Raises Invalid_argument if input/weight shapes are incompatible or channel counts do not match groups.
Pooling
val max_pool1d :
kernel_size:int ->
?stride:int ->
?dilation:int ->
?padding:[ `Same | `Valid ] ->
?ceil_mode:bool ->
('a, 'b) Nx.t ->
('a, 'b) Nx.tmax_pool1d ~kernel_size ?stride ?dilation ?padding ?ceil_mode x applies 1D max pooling.
x: (N, C, L). stride defaults to 1. dilation defaults to 1. padding defaults to `Valid. ceil_mode defaults to false.
val max_pool2d :
kernel_size:(int * int) ->
?stride:(int * int) ->
?dilation:(int * int) ->
?padding:[ `Same | `Valid ] ->
?ceil_mode:bool ->
('a, 'b) Nx.t ->
('a, 'b) Nx.tmax_pool2d ~kernel_size ?stride ?dilation ?padding ?ceil_mode x applies 2D max pooling.
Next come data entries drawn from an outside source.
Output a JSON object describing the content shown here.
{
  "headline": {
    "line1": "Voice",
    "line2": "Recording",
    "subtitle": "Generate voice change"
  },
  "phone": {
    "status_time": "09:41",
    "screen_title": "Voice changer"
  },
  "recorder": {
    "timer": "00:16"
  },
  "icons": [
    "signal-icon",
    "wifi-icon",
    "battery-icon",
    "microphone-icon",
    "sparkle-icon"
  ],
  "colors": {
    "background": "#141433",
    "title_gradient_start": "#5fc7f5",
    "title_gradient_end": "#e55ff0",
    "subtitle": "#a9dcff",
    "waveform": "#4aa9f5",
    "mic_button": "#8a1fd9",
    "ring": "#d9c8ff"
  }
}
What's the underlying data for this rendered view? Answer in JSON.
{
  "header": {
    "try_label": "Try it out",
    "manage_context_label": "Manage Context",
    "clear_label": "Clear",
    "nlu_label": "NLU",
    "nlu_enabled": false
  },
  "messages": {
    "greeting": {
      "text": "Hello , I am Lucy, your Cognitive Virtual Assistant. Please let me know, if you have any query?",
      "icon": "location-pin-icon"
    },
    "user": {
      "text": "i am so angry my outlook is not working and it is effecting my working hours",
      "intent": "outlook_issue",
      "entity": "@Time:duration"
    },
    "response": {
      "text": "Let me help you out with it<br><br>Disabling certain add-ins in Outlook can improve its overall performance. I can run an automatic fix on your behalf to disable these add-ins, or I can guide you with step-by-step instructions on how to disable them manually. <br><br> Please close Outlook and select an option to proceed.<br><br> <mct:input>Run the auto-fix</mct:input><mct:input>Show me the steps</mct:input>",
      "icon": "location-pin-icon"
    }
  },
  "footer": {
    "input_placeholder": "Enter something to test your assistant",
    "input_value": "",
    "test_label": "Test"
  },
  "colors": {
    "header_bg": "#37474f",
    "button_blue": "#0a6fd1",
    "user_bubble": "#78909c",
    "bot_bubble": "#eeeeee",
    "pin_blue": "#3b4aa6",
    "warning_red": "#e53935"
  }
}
x: (N, C, H, W). stride defaults to (1, 1). dilation defaults to (1, 1). padding defaults to `Valid. ceil_mode defaults to false.
val avg_pool1d :
kernel_size:int ->
?stride:int ->
?dilation:int ->
?padding:[ `Same | `Valid ] ->
?ceil_mode:bool ->
?count_include_pad:bool ->
(float, 'b) Nx.t ->
(float, 'b) Nx.tavg_pool1d ~kernel_size ?stride ?dilation ?padding ?ceil_mode ?count_include_pad x applies 1D average pooling.
x: (N, C, L). stride defaults to 1. dilation defaults to 1. padding defaults to `Valid. ceil_mode defaults to false. count_include_pad defaults to true.
val avg_pool2d :
kernel_size:(int * int) ->
?stride:(int * int) ->
?dilation:(int * int) ->
?padding:[ `Same | `Valid ] ->
?ceil_mode:bool ->
?count_include_pad:bool ->
(float, 'b) Nx.t ->
(float, 'b) Nx.tavg_pool2d ~kernel_size ?stride ?dilation ?padding ?ceil_mode ?count_include_pad x applies 2D average pooling.
x: (N, C, H, W). stride defaults to (1, 1). dilation defaults to (1, 1). padding defaults to `Valid. ceil_mode defaults to false. count_include_pad defaults to true.